Nun, ich kann nicht viel zu diesem Buch sagen, außer, dass Geschmäcker wohl verschieden sind und dass es auch in der Literatur das ein oder andere schwarze Schaf geben muss.
Nachdem ich den Klappentext zu diesem Buch gelesen hatte, war ich ungeheuer neugierig. Vor allen Dingen die Tatsache, dass die Mutter des entführten Johann mit dem Täter in Kontakt tritt habe ich mir wirklich spannend vorgestellt!

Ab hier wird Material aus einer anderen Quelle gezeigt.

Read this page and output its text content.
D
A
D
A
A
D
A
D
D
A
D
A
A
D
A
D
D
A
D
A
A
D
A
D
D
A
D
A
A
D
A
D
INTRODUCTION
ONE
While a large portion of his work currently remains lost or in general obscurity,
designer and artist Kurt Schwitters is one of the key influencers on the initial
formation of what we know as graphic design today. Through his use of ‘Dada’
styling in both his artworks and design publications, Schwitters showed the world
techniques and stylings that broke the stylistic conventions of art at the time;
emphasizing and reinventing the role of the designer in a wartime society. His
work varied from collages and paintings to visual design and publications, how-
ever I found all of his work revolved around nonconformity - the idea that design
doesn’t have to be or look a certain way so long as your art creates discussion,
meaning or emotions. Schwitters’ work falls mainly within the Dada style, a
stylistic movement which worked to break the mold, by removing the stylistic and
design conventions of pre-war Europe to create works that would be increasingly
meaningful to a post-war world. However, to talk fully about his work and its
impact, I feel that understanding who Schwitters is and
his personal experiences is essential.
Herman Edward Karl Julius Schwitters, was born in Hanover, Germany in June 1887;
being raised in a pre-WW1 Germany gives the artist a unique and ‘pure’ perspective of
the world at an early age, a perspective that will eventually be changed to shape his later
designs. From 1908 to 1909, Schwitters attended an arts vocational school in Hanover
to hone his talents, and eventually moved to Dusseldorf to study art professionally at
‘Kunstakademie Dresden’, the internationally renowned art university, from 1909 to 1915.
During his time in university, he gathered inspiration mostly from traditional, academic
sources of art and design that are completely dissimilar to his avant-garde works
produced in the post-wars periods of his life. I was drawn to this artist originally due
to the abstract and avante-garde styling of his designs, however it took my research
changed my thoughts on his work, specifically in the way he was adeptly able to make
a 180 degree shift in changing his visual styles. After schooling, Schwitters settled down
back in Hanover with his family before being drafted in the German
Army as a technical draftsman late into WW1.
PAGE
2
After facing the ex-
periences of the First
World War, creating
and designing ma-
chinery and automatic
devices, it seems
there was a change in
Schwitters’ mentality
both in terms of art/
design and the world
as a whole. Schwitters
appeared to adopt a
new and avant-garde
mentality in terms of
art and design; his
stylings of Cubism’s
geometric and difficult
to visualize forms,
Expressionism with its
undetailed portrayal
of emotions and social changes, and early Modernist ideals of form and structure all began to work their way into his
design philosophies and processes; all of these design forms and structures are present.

Die Realität sah leider anders aus. Bis zur Hälfte des Buches hatte ich noch die Hoffnung, dass irgendwann noch der Dreh kommen würde, dass etwas passieren würde, das mich an die Seiten fesseln würde. Dass mir irgendwann die Spannung im Nacken sitzen würde - zumal das Buch ja als Psychothriller betitelt wird. Aber leider muss ich festhalten, dass das einzige, was mich dazu bewogen hat, das Buch zuende zu lesen, die Tatsache war, dass das Ganze doch ein wenig undurchsichtig war und ich wissen wollte, ob meine Theorie am Ende aufgehen würde.
Der Schreibstil des Buches ist eigentlich gar nicht mal so schlecht. Ich habe schon Thriller gelesen, da scheiterte alles daran, dass der Autor ZU sehr um Spannungsaufbau und "gruselige Sprache" bemüht war. Das Problem ist für mich vielmehr, dass das Ganze zu unausgereift, zu undurchdacht wirkt. Selbst die Figuren kamen mir zu weich gezeichnet vor. Sie wurden alle irgendwie nur angekratzt - und gerade bei einer solchen Geschichte hätte ich mir bei den Charakteren, zumindest aber doch (in diesem Fall) bei den Eltern und dem Täter mehr Tiefgang gewünscht.

Fazit:

Ich gebe einem Buch nur ungern eine "schlechte" Bewertung. Aber gleichzeitig stellt sich mir auch die Frage: Hat irgendjemand etwas davon, wenn ich meinen Eindruck beschönige, nur um niemandem auf die Füße zu treten? Die Antwort lautet wohl: nein.
Nicht alles an diesem Buch war "schlecht". In meinen Augen ist nur die Idee, die wirklich interessant und vielversprechend ist, viel zu schwach ausgearbeitet worden, sodass einfach leider keine Spannung aufkommt und die Geschehnisse mehr vor sich hin plätschern.